Dieu n'a-t-il plus de flamme à ses lèvres profondes?
N'en fait-il plus jaillir des tourbillons de mondes?
Parlez, Nord et Midi!
N'emplit-il plus de lui sa création sainte?
Et ne souffle-t-il plus que d'une bouche éteinte
Sur l'être refroidi?
Quand les comètes vont et viennent, formidables,
Apportant la lueur des gouffres insondables,
A nos fronts soucieux,
Brûlant, volant, peut-être âmes, peut-être mondes,
Savons-nous ce que font toutes ces vagabondes
Qui courent dans nos cieux?
Qui donc a vu la source et connaît l'origine?
Qui donc, ayant sondé l'abîme, s'imagine
En être mage et roi?
Ah! fantômes humains, courbés sous les désastres!
Qui donc a dit: C'est bien, Éternel. Assez d'astres.
N'en fais plus.
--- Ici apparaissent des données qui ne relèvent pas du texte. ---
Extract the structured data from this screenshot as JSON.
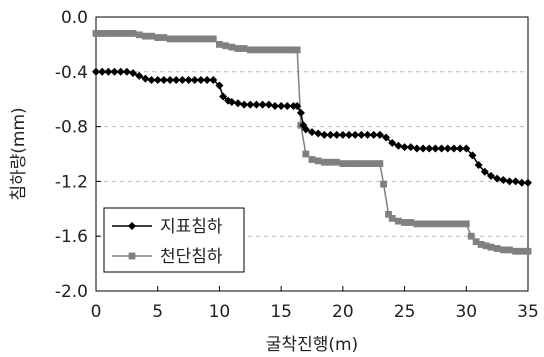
{
  "chart_data": {
    "type": "line",
    "title": "",
    "xlabel": "굴착진행(m)",
    "ylabel": "침하량(mm)",
    "xlim": [
      0,
      35
    ],
    "ylim": [
      -2.0,
      0.0
    ],
    "xticks": [
      "0",
      "5",
      "10",
      "15",
      "20",
      "25",
      "30",
      "35"
    ],
    "yticks": [
      "0.0",
      "-0.4",
      "-0.8",
      "-1.2",
      "-1.6",
      "-2.0"
    ],
    "grid": "horizontal dashed",
    "legend_position": "bottom-left",
    "series": [
      {
        "name": "지표침하",
        "marker": "diamond",
        "color": "#000000",
        "points": [
          [
            0.0,
            -0.4
          ],
          [
            0.5,
            -0.4
          ],
          [
            1.0,
            -0.4
          ],
          [
            1.5,
            -0.4
          ],
          [
            2.0,
            -0.4
          ],
          [
            2.5,
            -0.4
          ],
          [
            3.0,
            -0.41
          ],
          [
            3.5,
            -0.43
          ],
          [
            4.0,
            -0.45
          ],
          [
            4.5,
            -0.46
          ],
          [
            5.0,
            -0.46
          ],
          [
            5.5,
            -0.46
          ],
          [
            6.0,
            -0.46
          ],
          [
            6.5,
            -0.46
          ],
          [
            7.0,
            -0.46
          ],
          [
            7.5,
            -0.46
          ],
          [
            8.0,
            -0.46
          ],
          [
            8.5,
            -0.46
          ],
          [
            9.0,
            -0.46
          ],
          [
            9.5,
            -0.46
          ],
          [
            10.0,
            -0.5
          ],
          [
            10.3,
            -0.58
          ],
          [
            10.7,
            -0.61
          ],
          [
            11.0,
            -0.62
          ],
          [
            11.5,
            -0.63
          ],
          [
            12.0,
            -0.64
          ],
          [
            12.5,
            -0.64
          ],
          [
            13.0,
            -0.64
          ],
          [
            13.5,
            -0.64
          ],
          [
            14.0,
            -0.64
          ],
          [
            14.5,
            -0.65
          ],
          [
            15.0,
            -0.65
          ],
          [
            15.5,
            -0.65
          ],
          [
            16.0,
            -0.65
          ],
          [
            16.3,
            -0.65
          ],
          [
            16.6,
            -0.7
          ],
          [
            16.8,
            -0.79
          ],
          [
            17.0,
            -0.82
          ],
          [
            17.5,
            -0.84
          ],
          [
            18.0,
            -0.85
          ],
          [
            18.5,
            -0.86
          ],
          [
            19.0,
            -0.86
          ],
          [
            19.5,
            -0.86
          ],
          [
            20.0,
            -0.86
          ],
          [
            20.5,
            -0.86
          ],
          [
            21.0,
            -0.86
          ],
          [
            21.5,
            -0.86
          ],
          [
            22.0,
            -0.86
          ],
          [
            22.5,
            -0.86
          ],
          [
            23.0,
            -0.86
          ],
          [
            23.5,
            -0.88
          ],
          [
            24.0,
            -0.92
          ],
          [
            24.5,
            -0.94
          ],
          [
            25.0,
            -0.95
          ],
          [
            25.5,
            -0.95
          ],
          [
            26.0,
            -0.96
          ],
          [
            26.5,
            -0.96
          ],
          [
            27.0,
            -0.96
          ],
          [
            27.5,
            -0.96
          ],
          [
            28.0,
            -0.96
          ],
          [
            28.5,
            -0.96
          ],
          [
            29.0,
            -0.96
          ],
          [
            29.5,
            -0.96
          ],
          [
            30.0,
            -0.96
          ],
          [
            30.5,
            -1.01
          ],
          [
            31.0,
            -1.08
          ],
          [
            31.5,
            -1.13
          ],
          [
            32.0,
            -1.16
          ],
          [
            32.5,
            -1.18
          ],
          [
            33.0,
            -1.19
          ],
          [
            33.5,
            -1.2
          ],
          [
            34.0,
            -1.2
          ],
          [
            34.5,
            -1.21
          ],
          [
            35.0,
            -1.21
          ]
        ]
      },
      {
        "name": "천단침하",
        "marker": "square",
        "color": "#808080",
        "points": [
          [
            0.0,
            -0.12
          ],
          [
            0.5,
            -0.12
          ],
          [
            1.0,
            -0.12
          ],
          [
            1.5,
            -0.12
          ],
          [
            2.0,
            -0.12
          ],
          [
            2.5,
            -0.12
          ],
          [
            3.0,
            -0.12
          ],
          [
            3.5,
            -0.13
          ],
          [
            4.0,
            -0.14
          ],
          [
            4.5,
            -0.14
          ],
          [
            5.0,
            -0.15
          ],
          [
            5.5,
            -0.15
          ],
          [
            6.0,
            -0.16
          ],
          [
            6.5,
            -0.16
          ],
          [
            7.0,
            -0.16
          ],
          [
            7.5,
            -0.16
          ],
          [
            8.0,
            -0.16
          ],
          [
            8.5,
            -0.16
          ],
          [
            9.0,
            -0.16
          ],
          [
            9.5,
            -0.16
          ],
          [
            10.0,
            -0.2
          ],
          [
            10.5,
            -0.21
          ],
          [
            11.0,
            -0.22
          ],
          [
            11.5,
            -0.23
          ],
          [
            12.0,
            -0.23
          ],
          [
            12.5,
            -0.24
          ],
          [
            13.0,
            -0.24
          ],
          [
            13.5,
            -0.24
          ],
          [
            14.0,
            -0.24
          ],
          [
            14.5,
            -0.24
          ],
          [
            15.0,
            -0.24
          ],
          [
            15.5,
            -0.24
          ],
          [
            16.0,
            -0.24
          ],
          [
            16.3,
            -0.24
          ],
          [
            16.6,
            -0.79
          ],
          [
            17.0,
            -1.0
          ],
          [
            17.5,
            -1.04
          ],
          [
            18.0,
            -1.05
          ],
          [
            18.5,
            -1.06
          ],
          [
            19.0,
            -1.06
          ],
          [
            19.5,
            -1.06
          ],
          [
            20.0,
            -1.07
          ],
          [
            20.5,
            -1.07
          ],
          [
            21.0,
            -1.07
          ],
          [
            21.5,
            -1.07
          ],
          [
            22.0,
            -1.07
          ],
          [
            22.5,
            -1.07
          ],
          [
            23.0,
            -1.07
          ],
          [
            23.3,
            -1.22
          ],
          [
            23.7,
            -1.44
          ],
          [
            24.0,
            -1.47
          ],
          [
            24.5,
            -1.49
          ],
          [
            25.0,
            -1.5
          ],
          [
            25.5,
            -1.5
          ],
          [
            26.0,
            -1.51
          ],
          [
            26.5,
            -1.51
          ],
          [
            27.0,
            -1.51
          ],
          [
            27.5,
            -1.51
          ],
          [
            28.0,
            -1.51
          ],
          [
            28.5,
            -1.51
          ],
          [
            29.0,
            -1.51
          ],
          [
            29.5,
            -1.51
          ],
          [
            30.0,
            -1.51
          ],
          [
            30.4,
            -1.6
          ],
          [
            30.8,
            -1.64
          ],
          [
            31.2,
            -1.66
          ],
          [
            31.6,
            -1.67
          ],
          [
            32.0,
            -1.68
          ],
          [
            32.5,
            -1.69
          ],
          [
            33.0,
            -1.7
          ],
          [
            33.5,
            -1.7
          ],
          [
            34.0,
            -1.71
          ],
          [
            34.5,
            -1.71
          ],
          [
            35.0,
            -1.71
          ]
        ]
      }
    ]
  }
}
Calme-toi!
L'effet séditieux limiterait la cause?
Quelle bouche ici-bas peut dire à quelque chose:
Tu n'iras pas plus loin?
Sous l'élargissement sans fin, la borne plie;
La création vit, croît et se multiplie;
L'homme n'est qu'un témoin.
L'homme n'est qu'un témoin frémissant d'épouvante.
Les firmaments sont pleins de la sève vivante
Comme les animaux.
L'arbre prodigieux croise, agrandit, transforme,
Et mêle aux cieux profonds, comme une gerbe énorme,
Ses ténébreux rameaux.
Car la création est devant, Dieu derrière.
L'homme, du côté noir de l'obscure barrière,
Vit, rôdeur curieux;
Il suffit que son front se lève pour qu'il voie
A travers la sinistre et morne claire-voie
Cet oeil mystérieux.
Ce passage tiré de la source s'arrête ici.